Question: How can we prove that $$\displaystyle\left(\sum_{m=1}^{n}{m}\right)^2=\sum_{m=1}^{n}{m^3}$$ holds true?
Edit:- Actually I am new at Stack Exchange and Mathjx. I knew it's geometrical (graphical) representation. But I wanted to do it by induction. After all, (learning from comments) I have posted my own complete solution here.
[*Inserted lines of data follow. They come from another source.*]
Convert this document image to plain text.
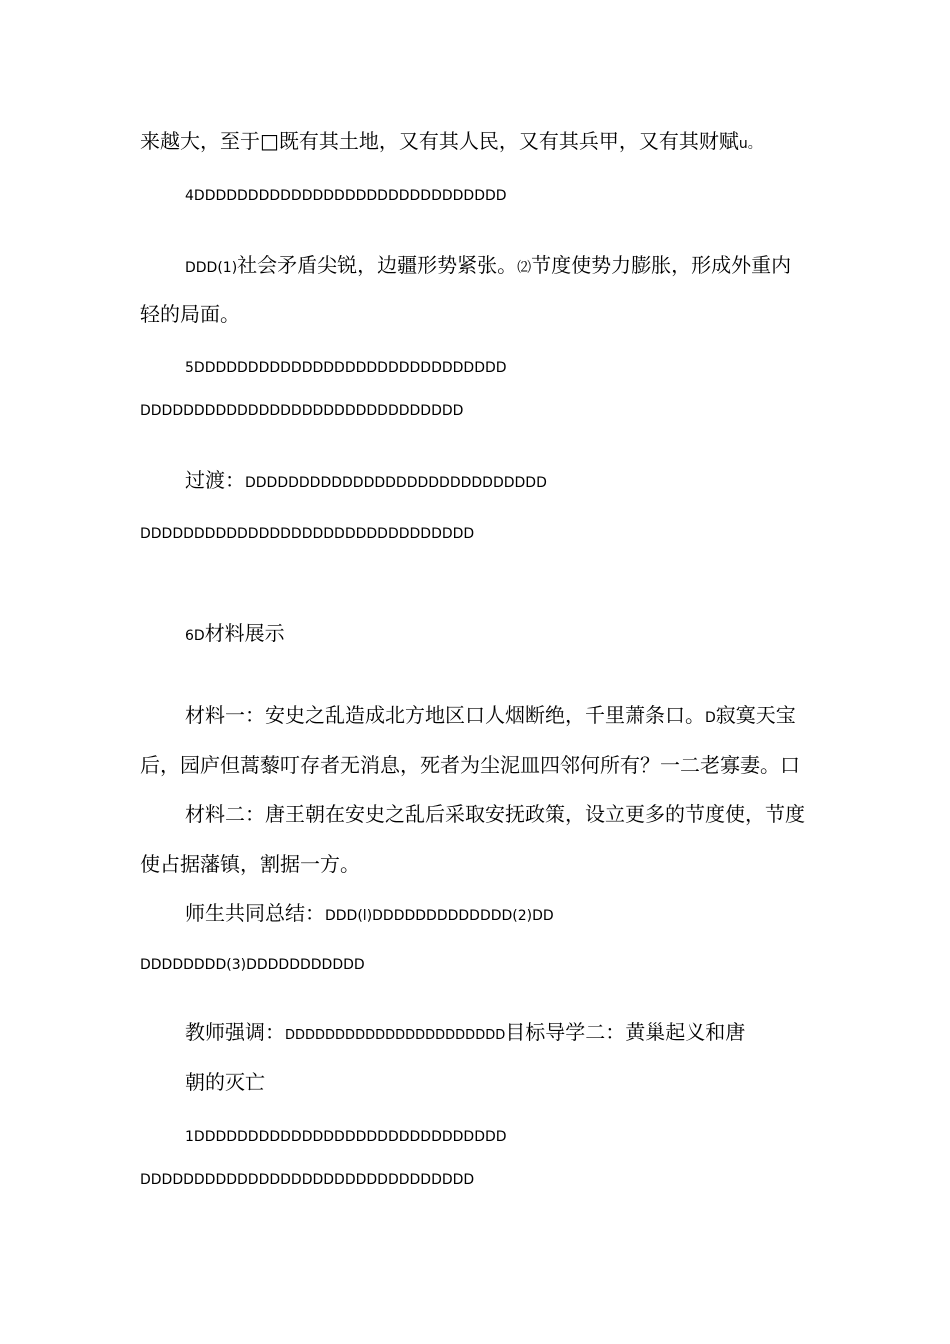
来越大，至于□既有其土地，又有其人民，又有其兵甲，又有其财赋u。
4DDDDDDDDDDDDDDDDDDDDDDDDDDDDD
DDD(1)社会矛盾尖锐，边疆形势紧张。⑵节度使势力膨胀，形成外重内
轻的局面。
5DDDDDDDDDDDDDDDDDDDDDDDDDDDDD
DDDDDDDDDDDDDDDDDDDDDDDDDDDDDD
过渡：DDDDDDDDDDDDDDDDDDDDDDDDDDDD
DDDDDDDDDDDDDDDDDDDDDDDDDDDDDDD
6D材料展示
材料一：安史之乱造成北方地区口人烟断绝，千里萧条口。D寂寞天宝
后，园庐但蒿藜叮存者无消息，死者为尘泥皿四邻何所有？一二老寡妻。口
材料二：唐王朝在安史之乱后采取安抚政策，设立更多的节度使，节度
使占据藩镇，割据一方。
师生共同总结：DDD(l)DDDDDDDDDDDDD(2)DD
DDDDDDDD(3)DDDDDDDDDDD
教师强调：DDDDDDDDDDDDDDDDDDDDDD目标导学二：黄巢起义和唐
朝的灭亡
1DDDDDDDDDDDDDDDDDDDDDDDDDDDDD
DDDDDDDDDDDDDDDDDDDDDDDDDDDDDDD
Using the sum of AP; $$\left(\sum_{m=1}^{n}{m}\right)^2=(1+2+3+...+n)^{2}=\frac{n^{2}(n+1)^{2}}{4}$$
Now by Principle of Mathematical Induction,
for $n=1$,
$$\frac{1^{2}(2)^2}{4}=1$$ so its true for $n=1$,
now for $n=2$, $$\frac{2^{2}(3^{2})}{4}=9=1+2^{3}$$ so its true for $n=2$,
Now assume it holds for $n=k$, and now we can easily show that it is true for $n=k+1$ as follows;
Add $(k+1)^3$, which is $(k+1)^{\mathrm th}$ term of the LHS to both sides; then we get: $$\begin{align*} 1^3 + 2^3 + 3^3 + \cdots + k^3 + (k+1)^3 &= \frac{k^2(k+1)^2}{4} + (k+1)^3\\ &= \frac{k^2(k+1)^2 + 4(k+1)^3}{4}\\ &= \frac{(k+1)^2(k^2 + 4k + 4)}{4}\\ &= \frac{(k+1)^2(k+2)^2}{4}.\\ 1^3 + 2^3 + 3^3 + \cdots + k^3 + (k+1)^3 &= \frac{(k+1)^2(k+2)^2}{4} \end{align*}$$ Hence the proof.
Using the common sum, $$(1+2+3+...+n)^{2}=\frac{n^{2}(n+1)^{2}}{4}$$
Let us try induction, starting with $n=1$,
$$\frac{1^{2}(2)^2}{4}=1$$ so its true for $n=1$,
let us check for $n=2$, $$\frac{2^{2}(3^{2})}{4}=9=1+2^{3}$$ so its true for $n=2$,
Now assume it holds for $n$, can you show it holds for $n+1$.